In principio ti piace.
Lui dice: «Sei solo mia» E a te partono cuore, stomaco e cervello. Tutti sul binario che porta alla passione.
Te lo dice al telefono, con la voce soffocata dal desiderio, in macchina, con la mano tra le tue gambe, al bar, mentre ti cede il passo stringendoti la vita.
Un mese? Forse tre? Facciamo sei.
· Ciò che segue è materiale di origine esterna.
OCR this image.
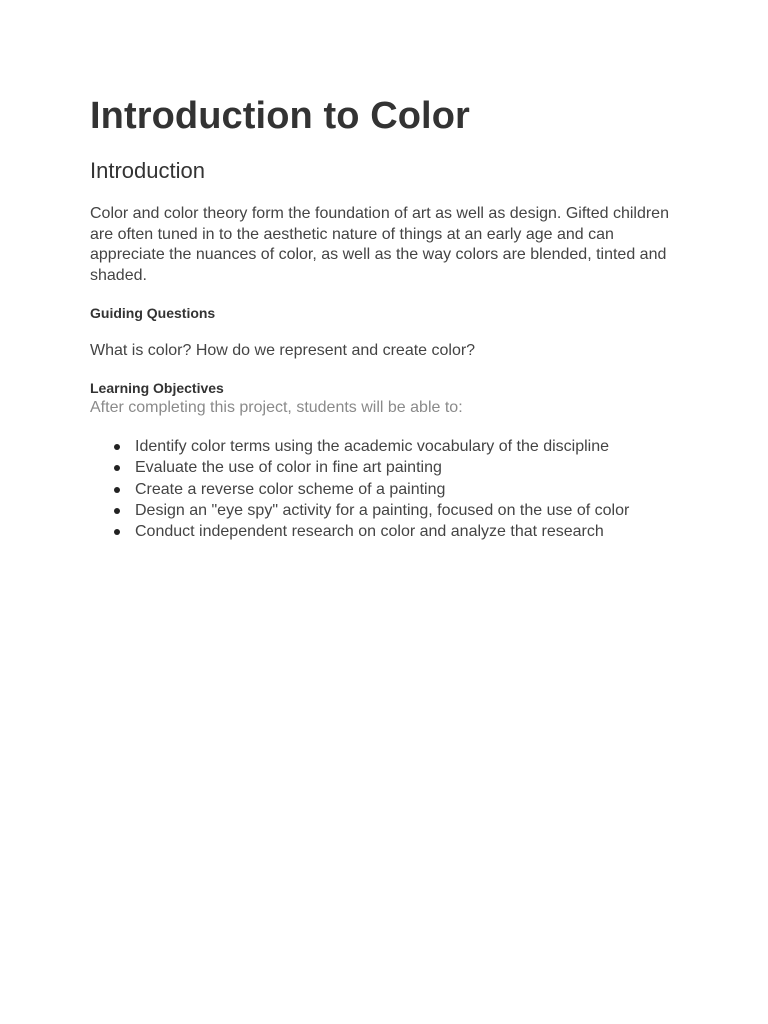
Introduction to Color
Introduction

Color and color theory form the foundation of art as well as design. Gifted children are often tuned in to the aesthetic nature of things at an early age and can appreciate the nuances of color, as well as the way colors are blended, tinted and shaded.

Guiding Questions

What is color? How do we represent and create color?

Learning Objectives

After completing this project, students will be able to:

Identify color terms using the academic vocabulary of the discipline
Evaluate the use of color in fine art painting
Create a reverse color scheme of a painting
Design an "eye spy" activity for a painting, focused on the use of color
Conduct independent research on color and analyze that research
E il Sei mia si trasforma in:
«Chi cazzo è quello che ti guarda?»(Ma che ne so, non era amico tuo?)
«Se la smettessi di ridere sempre, forse attireresti meno l’attenzione.» (Io non rido, sorrido… non posso?)
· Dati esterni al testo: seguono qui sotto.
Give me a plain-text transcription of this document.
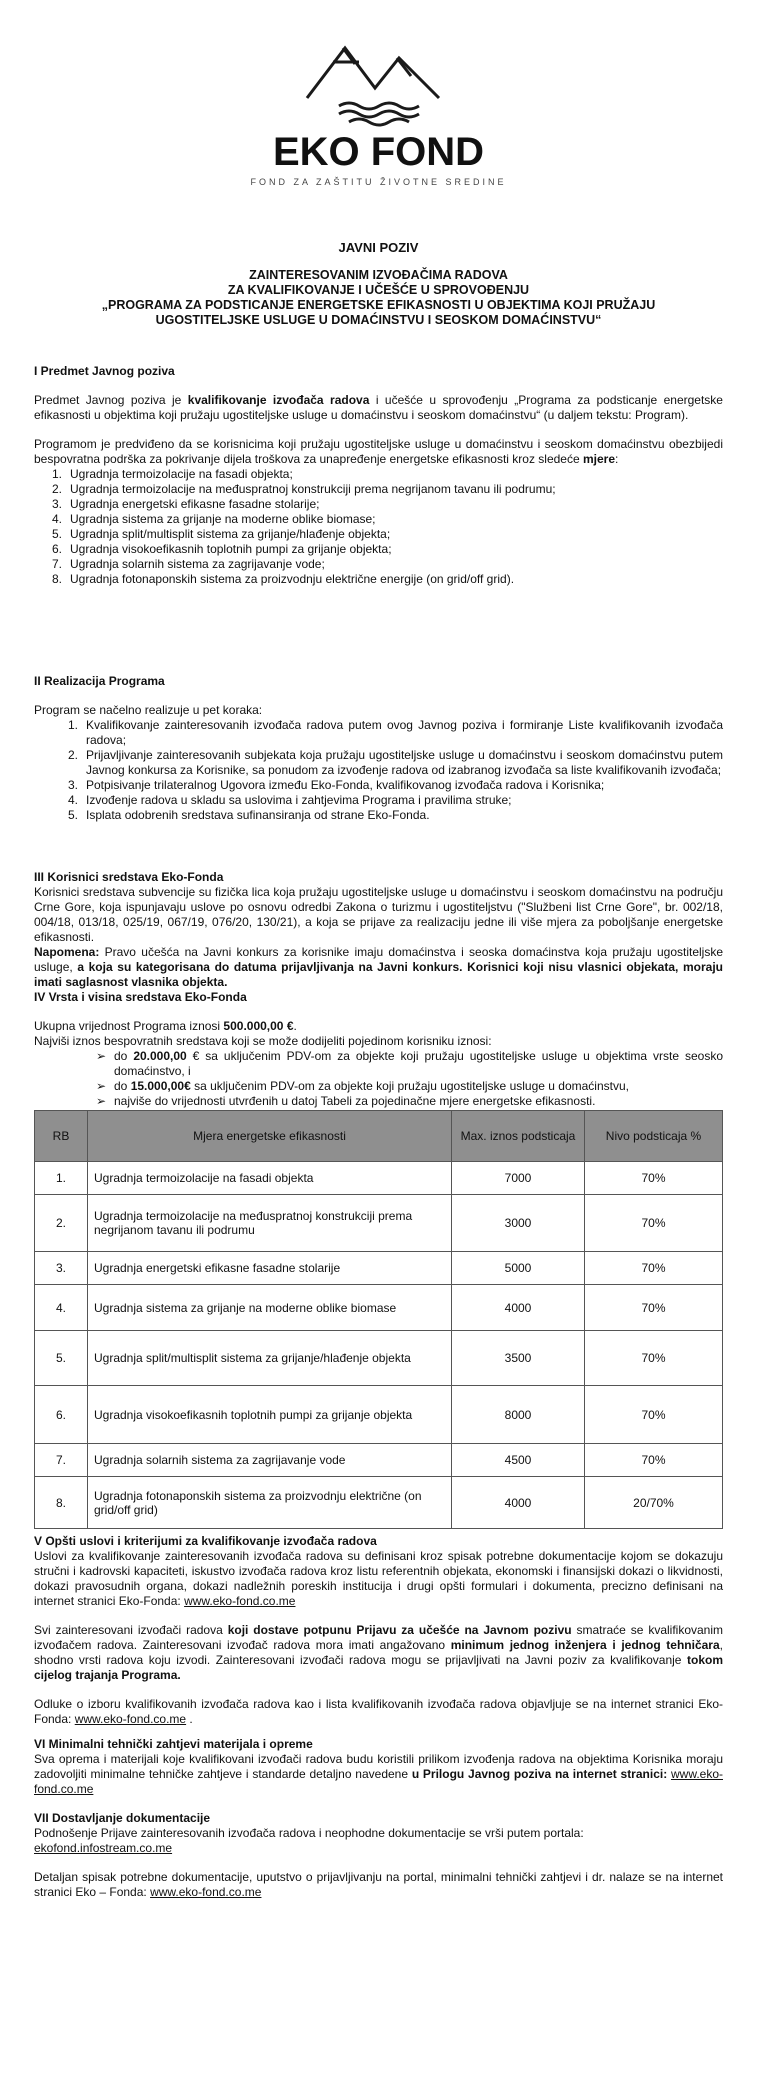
EKO FOND
FOND ZA ZAŠTITU ŽIVOTNE SREDINE
JAVNI POZIV
ZAINTERESOVANIM IZVOĐAČIMA RADOVA
ZA KVALIFIKOVANJE I UČEŠĆE U SPROVOĐENJU
„PROGRAMA ZA PODSTICANJE ENERGETSKE EFIKASNOSTI U OBJEKTIMA KOJI PRUŽAJU
UGOSTITELJSKE USLUGE U DOMAĆINSTVU I SEOSKOM DOMAĆINSTVU“
I Predmet Javnog poziva
Predmet Javnog poziva je kvalifikovanje izvođača radova i učešće u sprovođenju „Programa za podsticanje energetske efikasnosti u objektima koji pružaju ugostiteljske usluge u domaćinstvu i seoskom domaćinstvu“ (u daljem tekstu: Program).
Programom je predviđeno da se korisnicima koji pružaju ugostiteljske usluge u domaćinstvu i seoskom domaćinstvu obezbijedi bespovratna podrška za pokrivanje dijela troškova za unapređenje energetske efikasnosti kroz sledeće mjere:
1. Ugradnja termoizolacije na fasadi objekta;
2. Ugradnja termoizolacije na međuspratnoj konstrukciji prema negrijanom tavanu ili podrumu;
3. Ugradnja energetski efikasne fasadne stolarije;
4. Ugradnja sistema za grijanje na moderne oblike biomase;
5. Ugradnja split/multisplit sistema za grijanje/hlađenje objekta;
6. Ugradnja visokoefikasnih toplotnih pumpi za grijanje objekta;
7. Ugradnja solarnih sistema za zagrijavanje vode;
8. Ugradnja fotonaponskih sistema za proizvodnju električne energije (on grid/off grid).
II Realizacija Programa
Program se načelno realizuje u pet koraka:
1. Kvalifikovanje zainteresovanih izvođača radova putem ovog Javnog poziva i formiranje Liste kvalifikovanih izvođača radova;
2. Prijavljivanje zainteresovanih subjekata koja pružaju ugostiteljske usluge u domaćinstvu i seoskom domaćinstvu putem Javnog konkursa za Korisnike, sa ponudom za izvođenje radova od izabranog izvođača sa liste kvalifikovanih izvođača;
3. Potpisivanje trilateralnog Ugovora između Eko-Fonda, kvalifikovanog izvođača radova i Korisnika;
4. Izvođenje radova u skladu sa uslovima i zahtjevima Programa i pravilima struke;
5. Isplata odobrenih sredstava sufinansiranja od strane Eko-Fonda.
III Korisnici sredstava Eko-Fonda
Korisnici sredstava subvencije su fizička lica koja pružaju ugostiteljske usluge u domaćinstvu i seoskom domaćinstvu na području Crne Gore, koja ispunjavaju uslove po osnovu odredbi Zakona o turizmu i ugostiteljstvu ("Službeni list Crne Gore", br. 002/18, 004/18, 013/18, 025/19, 067/19, 076/20, 130/21), a koja se prijave za realizaciju jedne ili više mjera za poboljšanje energetske efikasnosti.
Napomena: Pravo učešća na Javni konkurs za korisnike imaju domaćinstva i seoska domaćinstva koja pružaju ugostiteljske usluge, a koja su kategorisana do datuma prijavljivanja na Javni konkurs. Korisnici koji nisu vlasnici objekata, moraju imati saglasnost vlasnika objekta.
IV Vrsta i visina sredstava Eko-Fonda
Ukupna vrijednost Programa iznosi 500.000,00 €.
Najviši iznos bespovratnih sredstava koji se može dodijeliti pojedinom korisniku iznosi:
➢ do 20.000,00 € sa uključenim PDV-om za objekte koji pružaju ugostiteljske usluge u objektima vrste seosko domaćinstvo, i
➢ do 15.000,00€ sa uključenim PDV-om za objekte koji pružaju ugostiteljske usluge u domaćinstvu,
➢ najviše do vrijednosti utvrđenih u datoj Tabeli za pojedinačne mjere energetske efikasnosti.
RB	Mjera energetske efikasnosti	Max. iznos podsticaja	Nivo podsticaja %
1.	Ugradnja termoizolacije na fasadi objekta	7000	70%
2.	Ugradnja termoizolacije na međuspratnoj konstrukciji prema negrijanom tavanu ili podrumu	3000	70%
3.	Ugradnja energetski efikasne fasadne stolarije	5000	70%
4.	Ugradnja sistema za grijanje na moderne oblike biomase	4000	70%
5.	Ugradnja split/multisplit sistema za grijanje/hlađenje objekta	3500	70%
6.	Ugradnja visokoefikasnih toplotnih pumpi za grijanje objekta	8000	70%
7.	Ugradnja solarnih sistema za zagrijavanje vode	4500	70%
8.	Ugradnja fotonaponskih sistema za proizvodnju električne (on grid/off grid)	4000	20/70%
V Opšti uslovi i kriterijumi za kvalifikovanje izvođača radova
Uslovi za kvalifikovanje zainteresovanih izvođača radova su definisani kroz spisak potrebne dokumentacije kojom se dokazuju stručni i kadrovski kapaciteti, iskustvo izvođača radova kroz listu referentnih objekata, ekonomski i finansijski dokazi o likvidnosti, dokazi pravosudnih organa, dokazi nadležnih poreskih institucija i drugi opšti formulari i dokumenta, precizno definisani na internet stranici Eko-Fonda: www.eko-fond.co.me
Svi zainteresovani izvođači radova koji dostave potpunu Prijavu za učešće na Javnom pozivu smatraće se kvalifikovanim izvođačem radova. Zainteresovani izvođač radova mora imati angažovano minimum jednog inženjera i jednog tehničara, shodno vrsti radova koju izvodi. Zainteresovani izvođači radova mogu se prijavljivati na Javni poziv za kvalifikovanje tokom cijelog trajanja Programa.
Odluke o izboru kvalifikovanih izvođača radova kao i lista kvalifikovanih izvođača radova objavljuje se na internet stranici Eko-Fonda: www.eko-fond.co.me .
VI Minimalni tehnički zahtjevi materijala i opreme
Sva oprema i materijali koje kvalifikovani izvođači radova budu koristili prilikom izvođenja radova na objektima Korisnika moraju zadovoljiti minimalne tehničke zahtjeve i standarde detaljno navedene u Prilogu Javnog poziva na internet stranici: www.eko-fond.co.me
VII Dostavljanje dokumentacije
Podnošenje Prijave zainteresovanih izvođača radova i neophodne dokumentacije se vrši putem portala:
ekofond.infostream.co.me
Detaljan spisak potrebne dokumentacije, uputstvo o prijavljivanju na portal, minimalni tehnički zahtjevi i dr. nalaze se na internet stranici Eko – Fonda: www.eko-fond.co.me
«Ma come cazzo ti sei vestita?» (Ma se è lo stesso vestito che avevo quando ci siamo conosciuti.)
«Cosa sono quelle tette di fuori?» (Ma non è vero, si vede solo lo sterno.)
«Con questi pantaloni, si vede il culo!» (Io ho il culo!)
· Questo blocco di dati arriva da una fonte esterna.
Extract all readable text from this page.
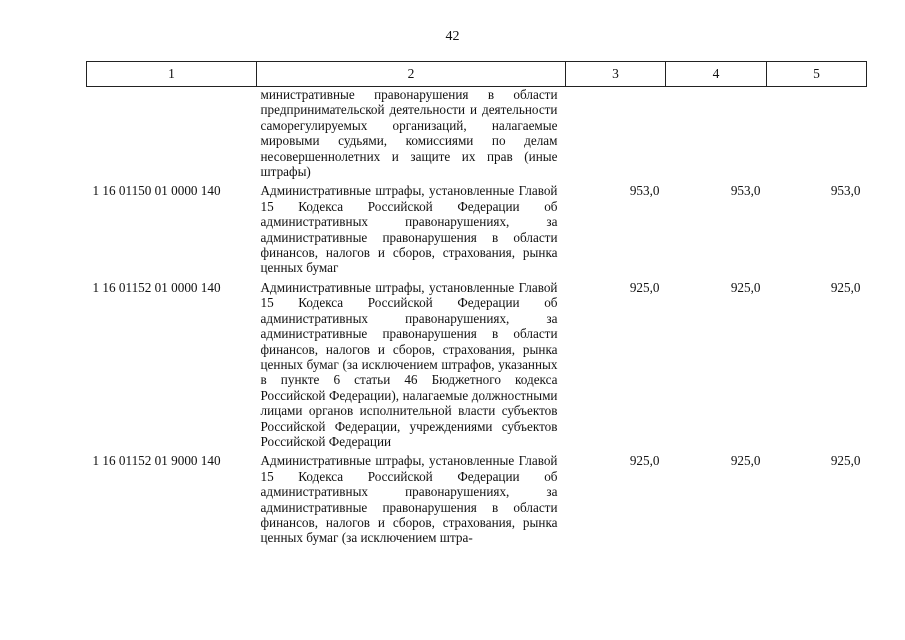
42
1	2	3	4	5
	министративные правонарушения в области предпринимательской деятельности и деятельности саморегулируемых организаций, налагаемые мировыми судьями, комиссиями по делам несовершеннолетних и защите их прав (иные штрафы)			
1 16 01150 01 0000 140	Административные штрафы, установленные Главой 15 Кодекса Российской Федерации об административных правонарушениях, за административные правонарушения в области финансов, налогов и сборов, страхования, рынка ценных бумаг	953,0	953,0	953,0
1 16 01152 01 0000 140	Административные штрафы, установленные Главой 15 Кодекса Российской Федерации об административных правонарушениях, за административные правонарушения в области финансов, налогов и сборов, страхования, рынка ценных бумаг (за исключением штрафов, указанных в пункте 6 статьи 46 Бюджетного кодекса Российской Федерации), налагаемые должностными лицами органов исполнительной власти субъектов Российской Федерации, учреждениями субъектов Российской Федерации	925,0	925,0	925,0
1 16 01152 01 9000 140	Административные штрафы, установленные Главой 15 Кодекса Российской Федерации об административных правонарушениях, за административные правонарушения в области финансов, налогов и сборов, страхования, рынка ценных бумаг (за исключением штра-	925,0	925,0	925,0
E la gioia diventa discussione, ogni sorriso una polemica, ogni vestito uno sguardo di traverso, ogni pantalone una revisione.
Sei sua, ricorda. «E come faccio a dimenticarlo? Mi ama, per questo è geloso».
E poi comincia a proibirti il cinema con le amiche. «Le amiche? Ma scusa che ti hanno fatto?»
Resisti perché ti dici che è solo sospettoso, che stai pagando lo scotto delle sue storie precedenti.
«Il mio amore lo cambierà!»
Invece non cambia niente. Te ne accorgi quando sei in trappola, quando è troppo tardi, quando ti spogli del burqa che hai volontariamente indossato.